Well, I had intended to write about my garden this summer but between a nasty surgery and hard recovery and my retirement I never did. So I'll wrap up the year now.
I had a very late start planting because of my surgery. I was unable to walk from February until late May and even then running a tiller or digging was not possible. It was early July before anything was in the ground. Rabbits, deer, and a groundhog plagued my garden. I eventually shot the rabbits and groundhog but there is not much you can do about deer. I surrounded or covered everything with fencing and that solved that problem for the most part. The rabbits and groundhog went into my compost pile and will be in the garden next year as fertilizer.
This year I managed to plant two tomato plants, six peppers, green beans, onions, sweet potatoes (the first time trying them), zucchini, and radishes. I also had many "volunteer" potatoes grow from potatoes that I failed to find when I dug up last year's crop. From these plants I harvested the following:
1. Two bushels of tomatoes. I ate some fresh and then made two batches of sauce.
2. Half a dozen peppers. This was disappointing. The plants did not do very good this year.
3. We ate green beans fresh for a couple weeks and I froze 24 servings for this winter.
4. I harvested fifty onions but they were mostly golf ball sized; very strong flavored though.
5. The deer loved the sweet potato vines and ate them back to the ground several times. I finally got them protected with fencing but by then it was late in the summer. Even so I got 30 nice tubers. Then I found out they have to be "cured" before you can store them. I used the half-bathroom in my garage with a small heater to keep the room at 75 degrees for ten days. It was a hassle but seems to have worked. They sweet potatoes are wrapped in paper and stored in my basement.

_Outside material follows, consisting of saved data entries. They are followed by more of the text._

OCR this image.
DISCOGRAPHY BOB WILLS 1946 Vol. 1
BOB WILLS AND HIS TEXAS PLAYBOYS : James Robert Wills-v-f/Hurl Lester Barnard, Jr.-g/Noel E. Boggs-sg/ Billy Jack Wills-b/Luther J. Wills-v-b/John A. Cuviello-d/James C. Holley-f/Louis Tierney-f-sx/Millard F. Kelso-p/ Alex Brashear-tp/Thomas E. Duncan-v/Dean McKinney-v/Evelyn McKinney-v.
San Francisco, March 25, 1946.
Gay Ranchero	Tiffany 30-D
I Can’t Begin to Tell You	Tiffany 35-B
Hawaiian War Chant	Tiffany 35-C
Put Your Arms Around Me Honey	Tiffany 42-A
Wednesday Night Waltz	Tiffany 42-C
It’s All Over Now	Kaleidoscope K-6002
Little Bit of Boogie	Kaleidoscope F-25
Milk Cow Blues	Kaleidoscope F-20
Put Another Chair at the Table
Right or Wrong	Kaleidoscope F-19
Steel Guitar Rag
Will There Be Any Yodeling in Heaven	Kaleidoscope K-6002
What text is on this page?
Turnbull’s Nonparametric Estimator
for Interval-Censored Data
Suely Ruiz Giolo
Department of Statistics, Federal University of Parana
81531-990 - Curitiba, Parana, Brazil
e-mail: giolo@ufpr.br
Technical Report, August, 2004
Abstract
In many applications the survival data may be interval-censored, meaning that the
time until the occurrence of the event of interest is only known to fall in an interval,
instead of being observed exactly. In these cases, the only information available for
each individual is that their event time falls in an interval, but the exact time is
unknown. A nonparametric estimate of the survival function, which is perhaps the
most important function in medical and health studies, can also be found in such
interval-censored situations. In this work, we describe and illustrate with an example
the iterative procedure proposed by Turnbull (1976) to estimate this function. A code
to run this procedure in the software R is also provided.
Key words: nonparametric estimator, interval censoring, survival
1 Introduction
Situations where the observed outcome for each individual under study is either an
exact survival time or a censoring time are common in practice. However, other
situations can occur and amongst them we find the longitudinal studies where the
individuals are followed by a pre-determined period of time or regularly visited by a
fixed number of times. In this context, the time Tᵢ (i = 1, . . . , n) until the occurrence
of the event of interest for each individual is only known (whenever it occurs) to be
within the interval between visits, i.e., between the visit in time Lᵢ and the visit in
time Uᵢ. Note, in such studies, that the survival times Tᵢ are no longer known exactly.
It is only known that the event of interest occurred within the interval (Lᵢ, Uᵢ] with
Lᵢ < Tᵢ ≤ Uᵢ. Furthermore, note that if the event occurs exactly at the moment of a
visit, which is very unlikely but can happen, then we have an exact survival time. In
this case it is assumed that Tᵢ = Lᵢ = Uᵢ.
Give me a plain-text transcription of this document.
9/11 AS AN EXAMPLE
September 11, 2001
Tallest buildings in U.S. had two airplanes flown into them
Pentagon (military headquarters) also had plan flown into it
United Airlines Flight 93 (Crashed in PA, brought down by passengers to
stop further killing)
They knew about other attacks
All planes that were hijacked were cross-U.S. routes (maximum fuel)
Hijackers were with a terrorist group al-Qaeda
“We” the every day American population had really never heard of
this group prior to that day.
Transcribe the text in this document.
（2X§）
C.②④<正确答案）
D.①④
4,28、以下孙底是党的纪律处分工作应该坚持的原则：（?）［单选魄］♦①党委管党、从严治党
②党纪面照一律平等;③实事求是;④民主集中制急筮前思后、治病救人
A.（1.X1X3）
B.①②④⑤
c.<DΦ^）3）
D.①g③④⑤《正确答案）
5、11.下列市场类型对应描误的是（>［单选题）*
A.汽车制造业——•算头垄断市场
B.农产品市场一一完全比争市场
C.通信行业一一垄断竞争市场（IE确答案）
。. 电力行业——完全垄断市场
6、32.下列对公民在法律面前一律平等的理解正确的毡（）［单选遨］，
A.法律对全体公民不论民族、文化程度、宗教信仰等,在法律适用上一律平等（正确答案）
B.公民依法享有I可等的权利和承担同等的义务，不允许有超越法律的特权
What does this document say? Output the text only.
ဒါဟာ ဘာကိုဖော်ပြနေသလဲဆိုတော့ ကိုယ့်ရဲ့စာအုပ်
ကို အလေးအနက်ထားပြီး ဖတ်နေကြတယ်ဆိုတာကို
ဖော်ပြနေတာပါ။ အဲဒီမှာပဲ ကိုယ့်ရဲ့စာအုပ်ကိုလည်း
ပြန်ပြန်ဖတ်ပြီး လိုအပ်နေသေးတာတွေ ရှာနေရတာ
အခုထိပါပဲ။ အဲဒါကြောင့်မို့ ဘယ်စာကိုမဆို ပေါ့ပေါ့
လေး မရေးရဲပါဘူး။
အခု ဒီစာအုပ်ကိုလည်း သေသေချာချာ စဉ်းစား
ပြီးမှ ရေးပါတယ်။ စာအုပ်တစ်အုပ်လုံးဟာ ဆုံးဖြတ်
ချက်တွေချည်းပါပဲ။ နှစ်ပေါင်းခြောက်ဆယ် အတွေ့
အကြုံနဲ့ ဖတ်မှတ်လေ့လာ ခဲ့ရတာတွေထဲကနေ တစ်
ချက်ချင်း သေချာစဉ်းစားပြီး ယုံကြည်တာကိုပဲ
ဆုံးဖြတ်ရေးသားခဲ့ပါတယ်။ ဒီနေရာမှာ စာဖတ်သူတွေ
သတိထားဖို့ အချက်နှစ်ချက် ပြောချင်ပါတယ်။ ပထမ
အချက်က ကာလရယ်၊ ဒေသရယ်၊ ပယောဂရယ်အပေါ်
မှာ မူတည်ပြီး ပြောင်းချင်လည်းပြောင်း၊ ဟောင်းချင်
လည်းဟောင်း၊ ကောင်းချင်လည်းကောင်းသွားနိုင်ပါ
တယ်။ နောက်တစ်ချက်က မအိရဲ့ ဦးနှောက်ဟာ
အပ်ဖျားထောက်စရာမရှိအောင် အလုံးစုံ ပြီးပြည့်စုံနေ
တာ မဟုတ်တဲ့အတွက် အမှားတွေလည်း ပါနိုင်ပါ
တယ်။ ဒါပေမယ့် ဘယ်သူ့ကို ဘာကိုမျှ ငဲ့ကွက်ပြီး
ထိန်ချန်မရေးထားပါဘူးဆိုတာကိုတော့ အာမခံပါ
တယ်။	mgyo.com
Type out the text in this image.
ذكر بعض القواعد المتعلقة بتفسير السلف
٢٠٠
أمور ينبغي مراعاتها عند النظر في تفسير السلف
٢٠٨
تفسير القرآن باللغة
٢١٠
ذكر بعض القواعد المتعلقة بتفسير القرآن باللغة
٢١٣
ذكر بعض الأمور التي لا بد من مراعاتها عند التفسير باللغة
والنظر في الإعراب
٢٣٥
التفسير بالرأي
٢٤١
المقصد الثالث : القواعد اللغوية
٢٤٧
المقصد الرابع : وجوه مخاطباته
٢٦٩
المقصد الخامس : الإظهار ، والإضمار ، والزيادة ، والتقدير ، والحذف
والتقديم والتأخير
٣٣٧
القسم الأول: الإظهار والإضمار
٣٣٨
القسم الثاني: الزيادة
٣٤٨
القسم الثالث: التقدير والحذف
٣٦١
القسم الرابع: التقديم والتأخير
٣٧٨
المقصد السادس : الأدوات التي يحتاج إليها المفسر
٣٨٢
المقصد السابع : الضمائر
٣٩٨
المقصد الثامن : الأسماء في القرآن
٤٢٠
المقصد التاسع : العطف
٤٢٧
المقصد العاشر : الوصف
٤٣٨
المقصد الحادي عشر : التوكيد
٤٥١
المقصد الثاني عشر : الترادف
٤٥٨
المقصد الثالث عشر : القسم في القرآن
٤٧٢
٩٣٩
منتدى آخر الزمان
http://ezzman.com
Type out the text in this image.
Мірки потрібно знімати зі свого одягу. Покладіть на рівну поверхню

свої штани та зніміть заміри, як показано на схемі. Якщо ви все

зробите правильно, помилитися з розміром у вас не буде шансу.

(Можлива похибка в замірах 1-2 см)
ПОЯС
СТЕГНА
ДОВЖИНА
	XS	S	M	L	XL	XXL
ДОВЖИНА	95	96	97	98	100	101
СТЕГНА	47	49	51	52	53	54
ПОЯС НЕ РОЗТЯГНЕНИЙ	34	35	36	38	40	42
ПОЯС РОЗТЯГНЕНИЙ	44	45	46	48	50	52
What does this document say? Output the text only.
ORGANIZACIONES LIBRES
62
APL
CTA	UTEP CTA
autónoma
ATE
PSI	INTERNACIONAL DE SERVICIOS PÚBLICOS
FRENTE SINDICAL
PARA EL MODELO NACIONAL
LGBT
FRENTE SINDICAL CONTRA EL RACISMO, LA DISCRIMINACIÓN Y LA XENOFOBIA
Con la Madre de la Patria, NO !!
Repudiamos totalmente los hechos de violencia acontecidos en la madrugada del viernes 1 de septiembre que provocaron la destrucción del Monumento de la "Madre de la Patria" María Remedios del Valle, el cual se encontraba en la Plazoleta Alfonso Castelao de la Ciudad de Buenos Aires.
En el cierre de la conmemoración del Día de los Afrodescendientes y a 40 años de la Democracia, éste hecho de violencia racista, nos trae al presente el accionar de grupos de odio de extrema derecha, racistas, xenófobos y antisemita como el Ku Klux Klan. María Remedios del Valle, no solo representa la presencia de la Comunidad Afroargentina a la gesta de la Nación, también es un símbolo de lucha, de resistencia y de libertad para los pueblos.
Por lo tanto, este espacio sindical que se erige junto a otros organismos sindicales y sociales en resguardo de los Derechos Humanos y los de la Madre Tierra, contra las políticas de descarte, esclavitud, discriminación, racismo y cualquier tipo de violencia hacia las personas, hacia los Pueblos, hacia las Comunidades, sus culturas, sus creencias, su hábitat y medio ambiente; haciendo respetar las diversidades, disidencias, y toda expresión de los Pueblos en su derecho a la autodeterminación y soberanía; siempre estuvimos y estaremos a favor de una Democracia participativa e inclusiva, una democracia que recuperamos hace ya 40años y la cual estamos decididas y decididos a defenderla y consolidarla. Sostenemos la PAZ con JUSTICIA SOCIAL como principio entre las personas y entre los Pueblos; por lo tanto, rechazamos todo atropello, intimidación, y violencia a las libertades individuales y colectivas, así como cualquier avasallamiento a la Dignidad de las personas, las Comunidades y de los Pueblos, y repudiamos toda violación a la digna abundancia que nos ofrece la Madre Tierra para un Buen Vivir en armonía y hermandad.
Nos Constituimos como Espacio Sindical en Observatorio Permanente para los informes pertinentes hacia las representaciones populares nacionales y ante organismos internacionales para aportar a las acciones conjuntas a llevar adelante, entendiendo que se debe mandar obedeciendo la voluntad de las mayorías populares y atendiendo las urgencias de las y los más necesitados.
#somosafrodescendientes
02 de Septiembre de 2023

6. The zucchini were a late afterthought but this worked out very well; no grubs in the vines. I got enough fruit to make eight zucchini breads this winter plus I gave a few away.
7. I always get a good radish crop and this year was no exception.
8. The volunteer potatoes also did pretty good. About ten plants sprouted and I harvested two five gallon buckets.
In addition to that I picked three gallons of raspberries; down from previous years but we had a brutal winter last year. The blue berries, however, did awesome. I picked so many that I was able to sell $80 worth at work and still gave away and froze several gallons of berries. I got quite a few nice peaches from my old, decrepit tree. The previous year's pruning helped a lot and I will cut it back even more this winter. The big surprise was the half gallon of Elderberries I was able to pick from a couple struggling plants around my yard. These are the first Elderberries I have picked here in thirty plus years. I picked a gallon of wild black raspberries and five gallons of crab apples from my dad's tree.
I have already made six jars of crab apple jelly, which is delicious. I will mix the black raspberry and elderberry juice to make a batch of jelly as well. We had the last jar or pear jelly, that I made last year, for Thanksgiving dinner.
Between the fruits and vegetables from my garden and a deer I just butchered, my freezer is completely full. Not a bad way to start the winter.